Format: Picture book (also available as a board book and audio book)
Author: Giles Andraea
Illustrator: Guy Parker-Rees
Publisher: Cartwheel Books (March 2012)
Gerald is a clumsy giraffe whose talents lie in the realm of “standing still and munching shoots off trees”; when it comes to physical activity, he is far less gifted. When the animals get together for the annual Jungle Dance, the warthogs show off their waltzing, the chimps get together for a cha-cha, and “eight baboons then teamed up / for a splendid Scottish reel.” but Gerald doesn’t even try — the animals laugh him off the dance floor. Through the unsolicited advice of a friendly and musical cricket, though, Gerald begins to listen to the sounds around him and the music of nature, and learns how to…you guessed it…

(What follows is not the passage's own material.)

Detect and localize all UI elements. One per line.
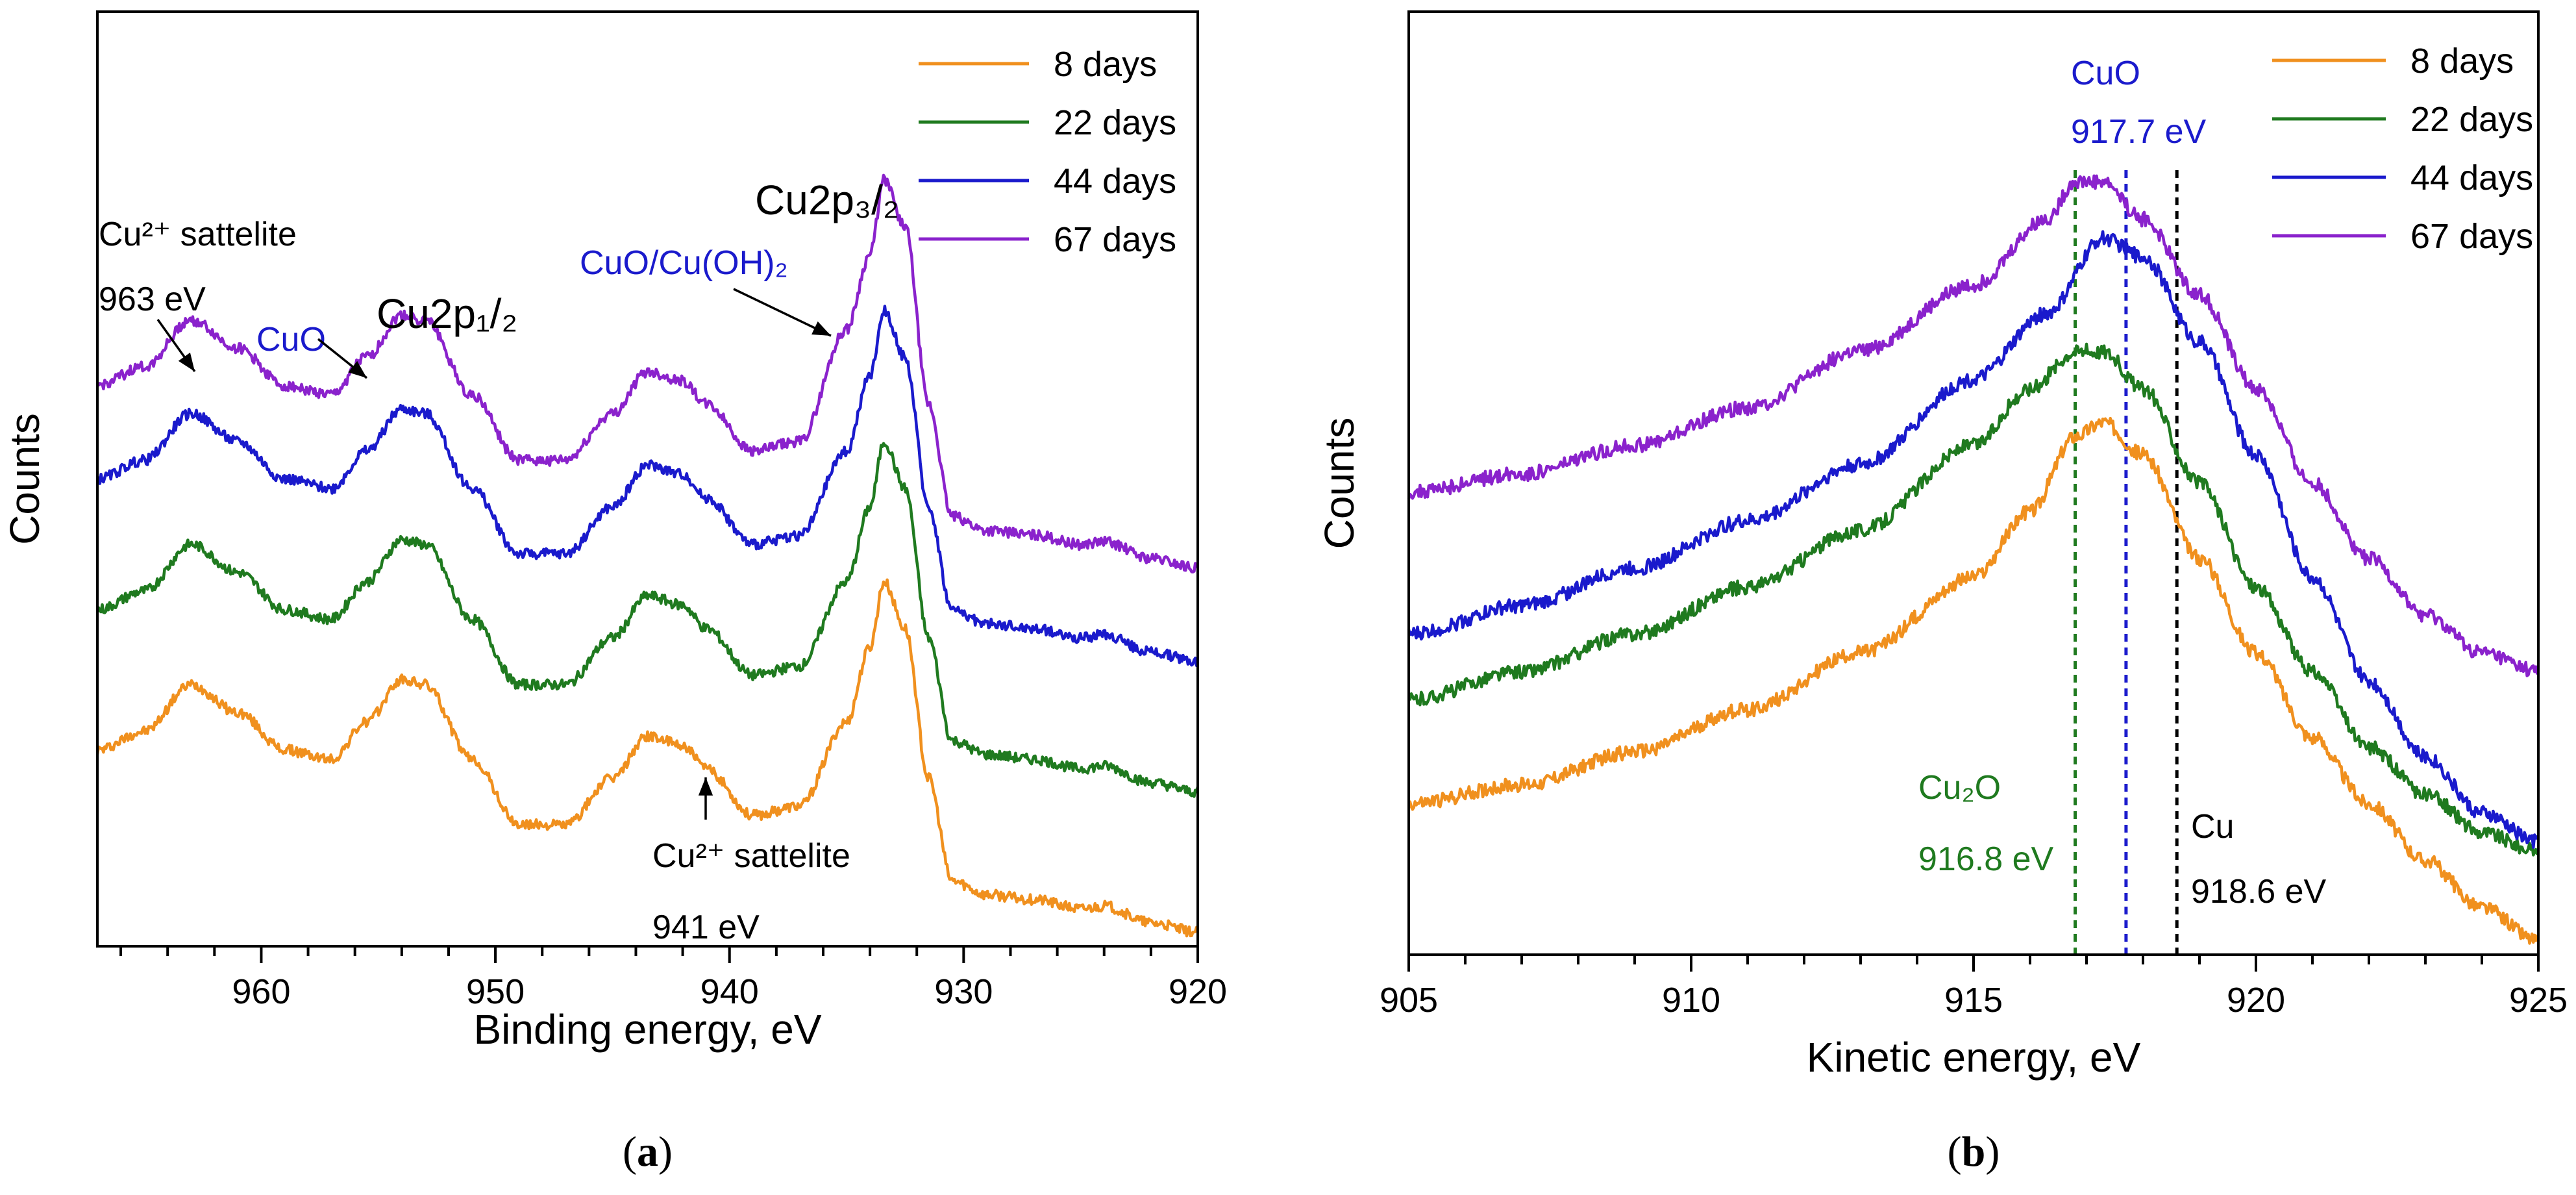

The message is a lovely one: “We all can dance…when we find music that we love.” The straightforward illustrations suit the simple text. Overall, it’s a fine read. I have few quibbles with this book, but quibble I must. Firstly, and you may feel free to call me nitpicky*, I’m tired of books, especially children’s books, that refer to Africa as though it’s one homogeneous country. Too many adults think that way; I believe we can do a bit better with our children. It would have been simple enough to set the story in a specific country or to leave out the reference altogether. Secondly, the rhyming and the metre are a little lacking. I may be biased as a book editor, but I feel strongly that the wording could have benefited from some polishing: “violin” doesn’t rhyme with “thing,” nor “on” with “song.” I take issue with near-rhymes and lacklustre metre in children’s books: these are the books that give kids a grounding in language, teach them what rhymes are, and provide their first examples of the music of poetry. Children’s authors shoulder a great obligation and I don’t believe the obligation was met here.
However, Gerald as a hero is hard to resist; my toddler and I do enjoy reading this book together. She loves to see Gerald dance. I want her to learn to follow her own music — and I really do love those tangoing lions.
- As a freelance editor, I nitpick for a living.